Image d'illustration. Un couple de retraités sur un canapé regardant la tvADN
Selon de récentes recherches, toutes les formes de sédentarité n’auraient pas les mêmes effets sur le cerveau. Une étude vient en effet d’identifier une activité assise spécifique associée à une meilleure santé cognitive.
Tl;dr
- Sédentarité active et passive n’ont pas les mêmes effets.
- Lire ou jouer stimule la santé cérébrale.
- Regarder la télévision accroît le risque de déclin cognitif.
Des types de sédentarité à ne pas confondre
Le débat sur les dangers de la sédentarité prend une tournure inattendue. Si l’on sait depuis longtemps que rester assis trop longtemps nuit à la santé, une étude internationale menée par l’équipe de l’Université du Queensland, dirigée par le chercheur en santé publique Paul Gardiner, nuance ce constat en insistant sur la différence essentielle entre activités « passives » et « actives » pendant ces périodes assises.

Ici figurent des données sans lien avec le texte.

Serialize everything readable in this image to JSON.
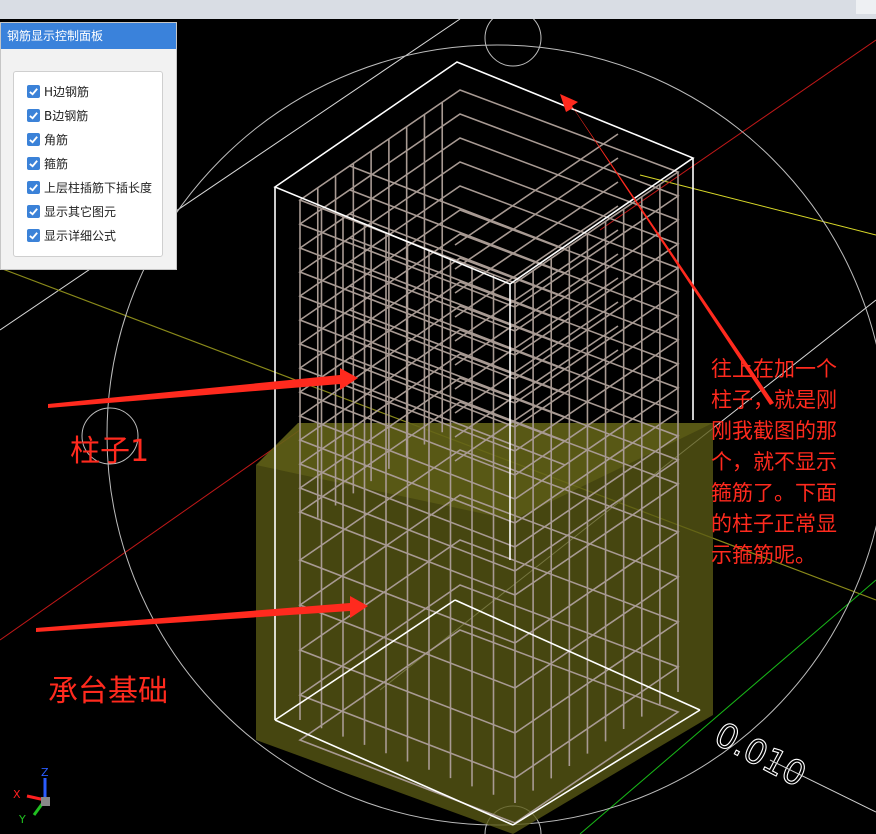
{
  "panel": {
    "title": "钢筋显示控制面板",
    "options": [
      {
        "label": "H边钢筋",
        "checked": true
      },
      {
        "label": "B边钢筋",
        "checked": true
      },
      {
        "label": "角筋",
        "checked": true
      },
      {
        "label": "箍筋",
        "checked": true
      },
      {
        "label": "上层柱插筋下插长度",
        "checked": true
      },
      {
        "label": "显示其它图元",
        "checked": true
      },
      {
        "label": "显示详细公式",
        "checked": true
      }
    ]
  },
  "annotations": {
    "column_label": "柱子1",
    "foundation_label": "承台基础",
    "note_lines": [
      "往上在加一个",
      "柱子，就是刚",
      "刚我截图的那",
      "个，就不显示",
      "箍筋了。下面",
      "的柱子正常显",
      "示箍筋呢。"
    ]
  },
  "scene": {
    "dimension_text": "0.010",
    "axis_labels": {
      "x": "X",
      "y": "Y",
      "z": "Z"
    }
  },
  "colors": {
    "annotation": "#ff2a1e",
    "rebar": "#a89a93",
    "foundation_fill": "#5a5a14",
    "panel_header": "#3a82db"
  }
}
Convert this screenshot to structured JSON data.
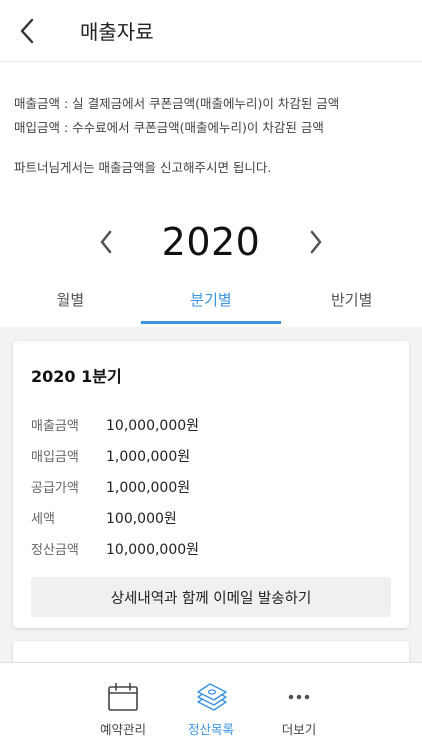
{
  "header": {
    "title": "매출자료",
    "back_icon": "chevron-left-icon"
  },
  "notes": {
    "line1": "매출금액 : 실 결제금에서 쿠폰금액(매출에누리)이 차감된 금액",
    "line2": "매입금액 : 수수료에서 쿠폰금액(매출에누리)이 차감된 금액",
    "line3": "파트너님게서는 매출금액을 신고해주시면 됩니다."
  },
  "year_selector": {
    "year": "2020"
  },
  "tabs": [
    {
      "label": "월별",
      "active": false
    },
    {
      "label": "분기별",
      "active": true
    },
    {
      "label": "반기별",
      "active": false
    }
  ],
  "card": {
    "title": "2020 1분기",
    "rows": [
      {
        "label": "매출금액",
        "value": "10,000,000원"
      },
      {
        "label": "매입금액",
        "value": "1,000,000원"
      },
      {
        "label": "공급가액",
        "value": "1,000,000원"
      },
      {
        "label": "세액",
        "value": "100,000원"
      },
      {
        "label": "정산금액",
        "value": "10,000,000원"
      }
    ],
    "email_button": "상세내역과 함께 이메일 발송하기"
  },
  "bottom_nav": [
    {
      "label": "예약관리",
      "icon": "calendar-icon",
      "active": false
    },
    {
      "label": "정산목록",
      "icon": "money-stack-icon",
      "active": true
    },
    {
      "label": "더보기",
      "icon": "more-dots-icon",
      "active": false
    }
  ],
  "colors": {
    "accent": "#3d95e0",
    "content_bg": "#f3f3f3"
  }
}
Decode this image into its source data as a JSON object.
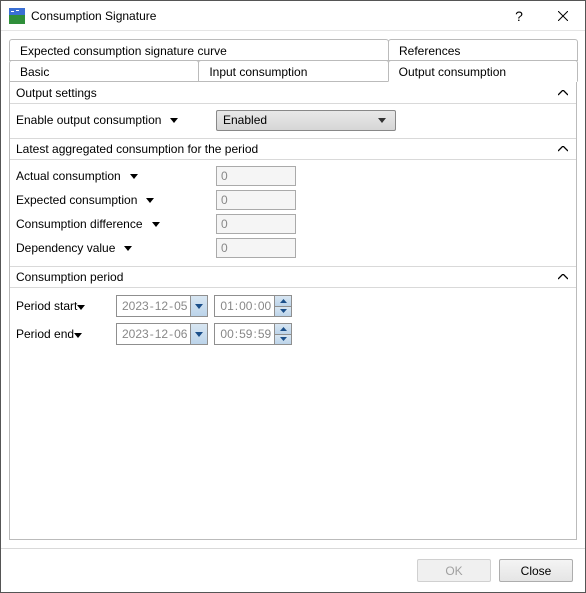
{
  "titlebar": {
    "title": "Consumption Signature",
    "help_tooltip": "Help",
    "close_tooltip": "Close"
  },
  "tabs_top": [
    {
      "label": "Expected consumption signature curve"
    },
    {
      "label": "References"
    }
  ],
  "tabs_bottom": [
    {
      "label": "Basic"
    },
    {
      "label": "Input consumption"
    },
    {
      "label": "Output consumption"
    }
  ],
  "groups": {
    "output_settings": {
      "title": "Output settings",
      "enable_label": "Enable output consumption",
      "enable_value": "Enabled"
    },
    "latest_agg": {
      "title": "Latest aggregated consumption for the period",
      "actual_label": "Actual consumption",
      "actual_value": "0",
      "expected_label": "Expected consumption",
      "expected_value": "0",
      "diff_label": "Consumption difference",
      "diff_value": "0",
      "dep_label": "Dependency value",
      "dep_value": "0"
    },
    "period": {
      "title": "Consumption period",
      "start_label": "Period start",
      "start_date_y": "2023",
      "start_date_m": "12",
      "start_date_d": "05",
      "start_time_h": "01",
      "start_time_m": "00",
      "start_time_s": "00",
      "end_label": "Period end",
      "end_date_y": "2023",
      "end_date_m": "12",
      "end_date_d": "06",
      "end_time_h": "00",
      "end_time_m": "59",
      "end_time_s": "59"
    }
  },
  "buttons": {
    "ok": "OK",
    "close": "Close"
  }
}
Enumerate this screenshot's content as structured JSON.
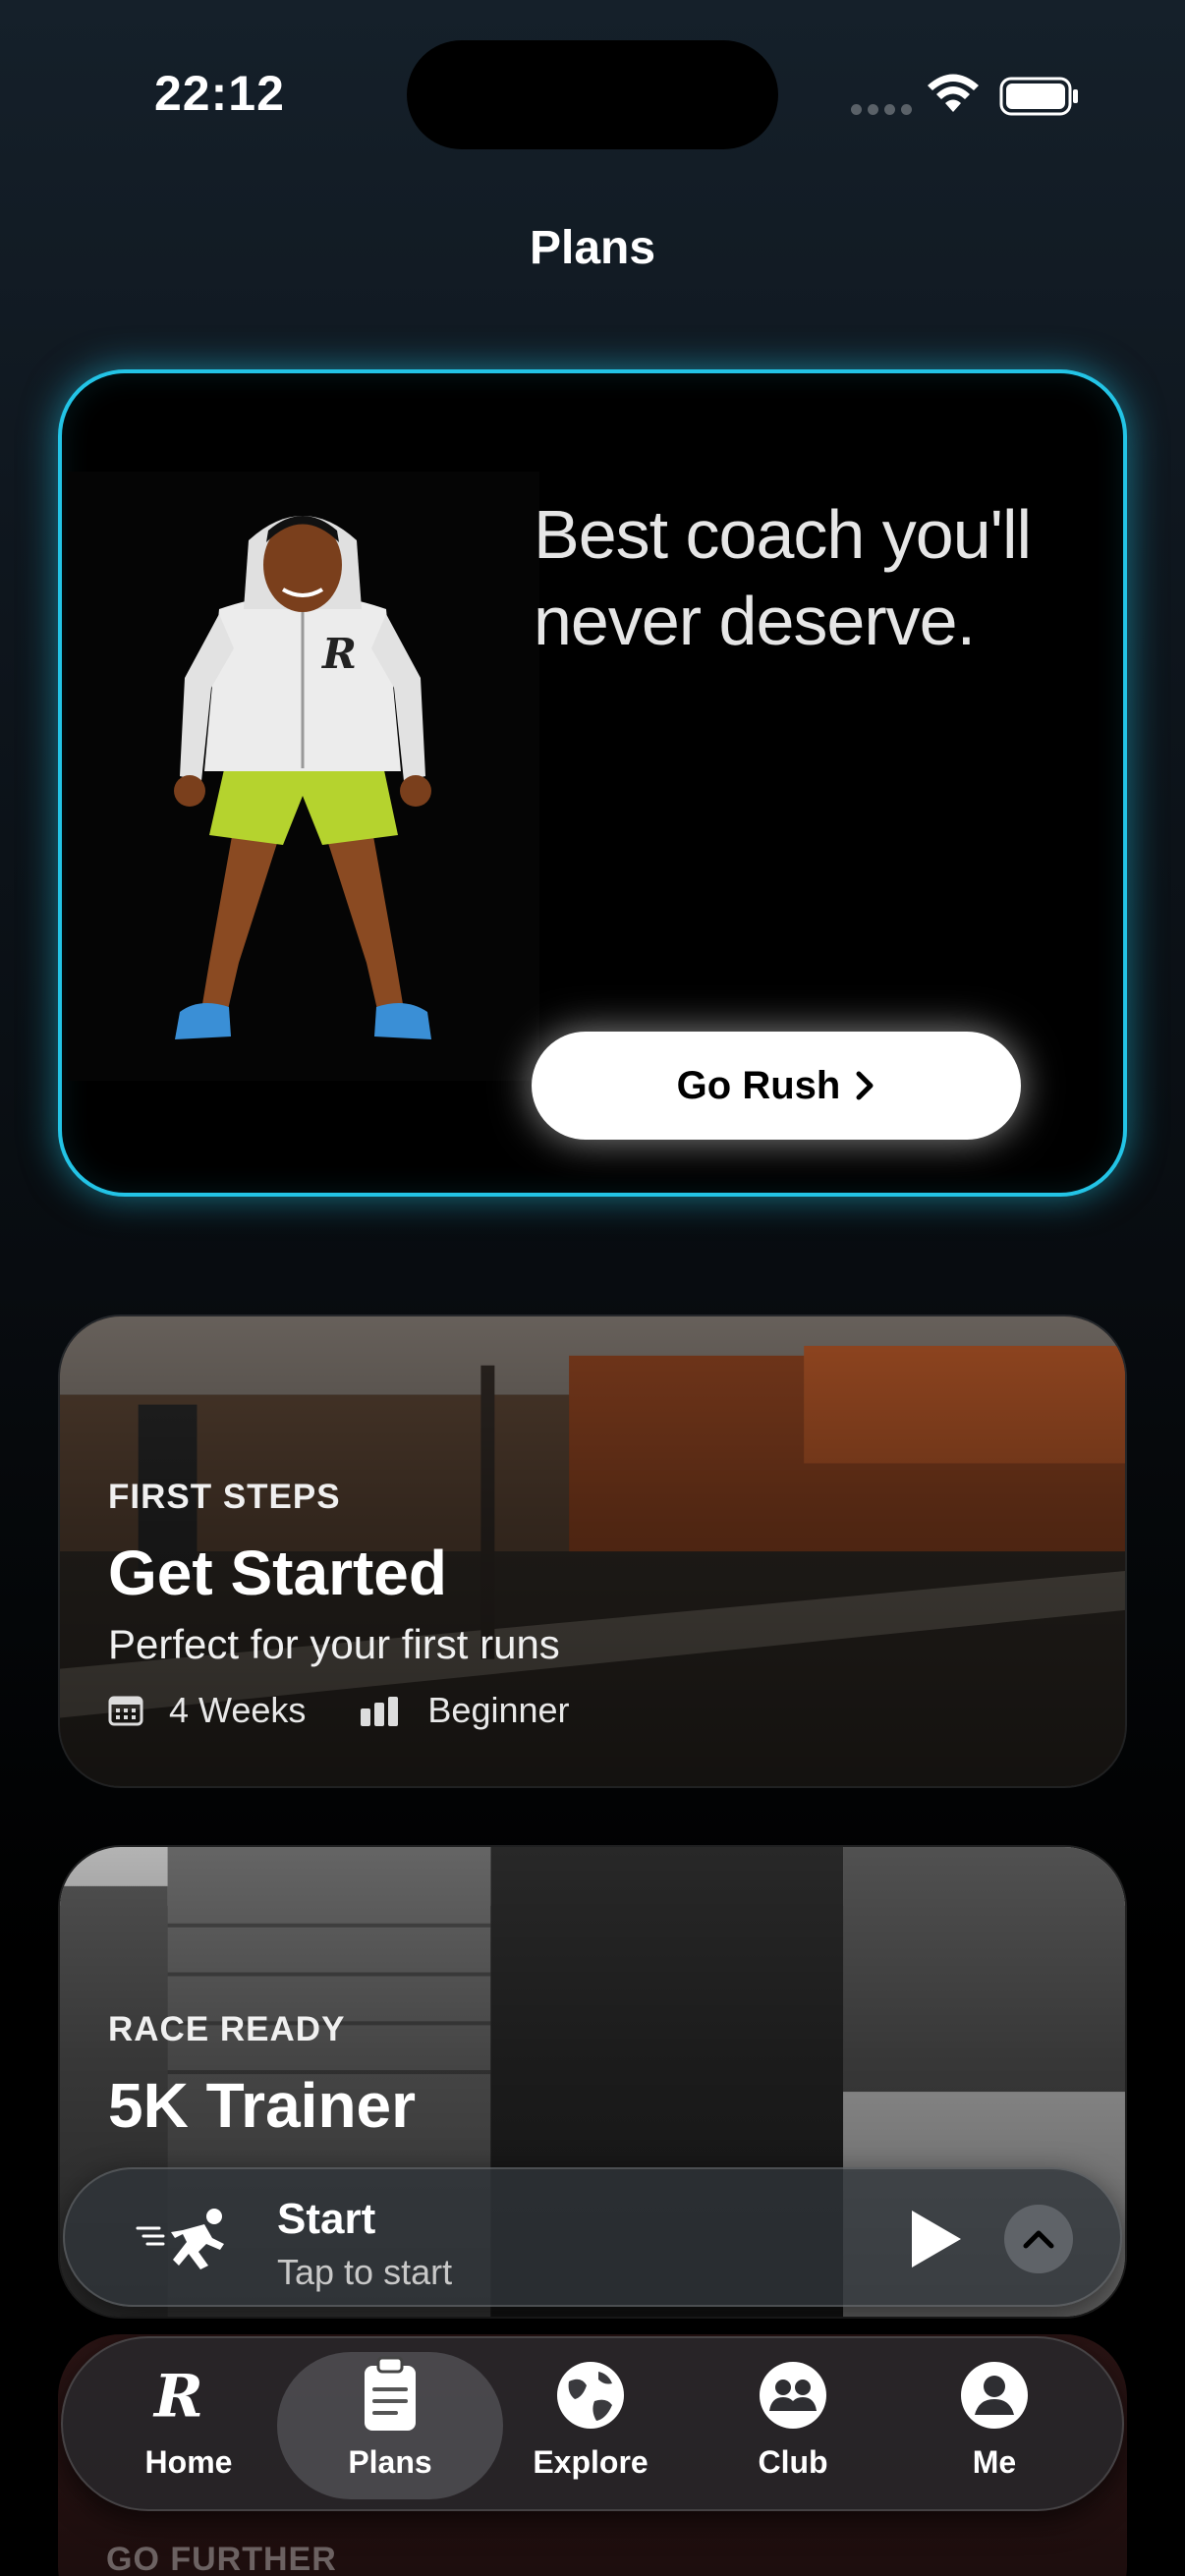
{
  "status_bar": {
    "time": "22:12"
  },
  "header": {
    "title": "Plans"
  },
  "hero": {
    "tagline": "Best coach you'll never deserve.",
    "button_label": "Go Rush",
    "accent_color": "#23c4e6",
    "illustration": "coach-illustration"
  },
  "plans": [
    {
      "eyebrow": "FIRST STEPS",
      "title": "Get Started",
      "subtitle": "Perfect for your first runs",
      "duration": "4 Weeks",
      "level": "Beginner"
    },
    {
      "eyebrow": "RACE READY",
      "title": "5K Trainer"
    },
    {
      "eyebrow": "GO FURTHER"
    }
  ],
  "now_playing": {
    "title": "Start",
    "subtitle": "Tap to start",
    "icon": "runner-icon"
  },
  "tab_bar": {
    "items": [
      {
        "label": "Home",
        "icon": "logo-r-icon"
      },
      {
        "label": "Plans",
        "icon": "clipboard-icon",
        "active": true
      },
      {
        "label": "Explore",
        "icon": "globe-icon"
      },
      {
        "label": "Club",
        "icon": "group-icon"
      },
      {
        "label": "Me",
        "icon": "person-icon"
      }
    ]
  }
}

S’asseoir, oui… mais pas devant un écran
La vaste revue systématique portant sur 85 études distingue clairement deux approches : d’un côté, les activités dites « actives » – lire, jouer aux cartes ou utiliser un ordinateur – de l’autre, la consommation « passive » comme regarder la télévision. Loin d’être anodine, cette distinction révèle que certaines formes de sédentarité active sont non seulement moins néfastes pour le cerveau, mais pourraient même avoir des effets bénéfiques. Selon les chercheurs, lorsque l’esprit reste stimulé durant ces périodes (lecture, jeux), on observe un renforcement des fonctions exécutives, de la mémoire de travail ou encore de la mémoire contextuelle.
Le cerveau a aussi besoin d’exercice… mental
Bien sûr, tout le monde s’accorde à dire que pratiquer une activité physique régulière demeure fondamental pour préserver ses capacités cognitives. Toutefois, il apparaît que Paul Gardiner et ses collègues mettent en avant le rôle crucial des choix quotidiens. Privilégier des temps assis qui sollicitent l’intellect serait susceptible de limiter le risque de démence et d’autres troubles cognitifs au fil du temps. À l’inverse, rester passif devant un écran augmenterait significativement ces risques.
Voici ce que recommandent désormais certains spécialistes pour adapter nos routines :
- Favoriser les moments où l’on lit ou joue lors des pauses assises.
- Diminuer autant que possible les sessions prolongées devant la télévision.
- Penser à interrompre régulièrement ses périodes statiques par quelques mouvements simples.
Vers des conseils de santé plus nuancés ?
Alors que la majorité des recommandations sanitaires se contentent souvent d’exhorter à « moins s’asseoir », ce travail encourage à reconsidérer notre rapport à la sédentarité. Le message pourrait évoluer : choisir des activités assises engageantes intellectuellement permettrait d’agir concrètement pour sa santé mentale. Comme le résume Gardiner, ces petits ajustements dans notre quotidien pourraient bien contribuer à préserver notre cerveau avec l’âge – et ainsi prévenir certains risques majeurs tels que la démence.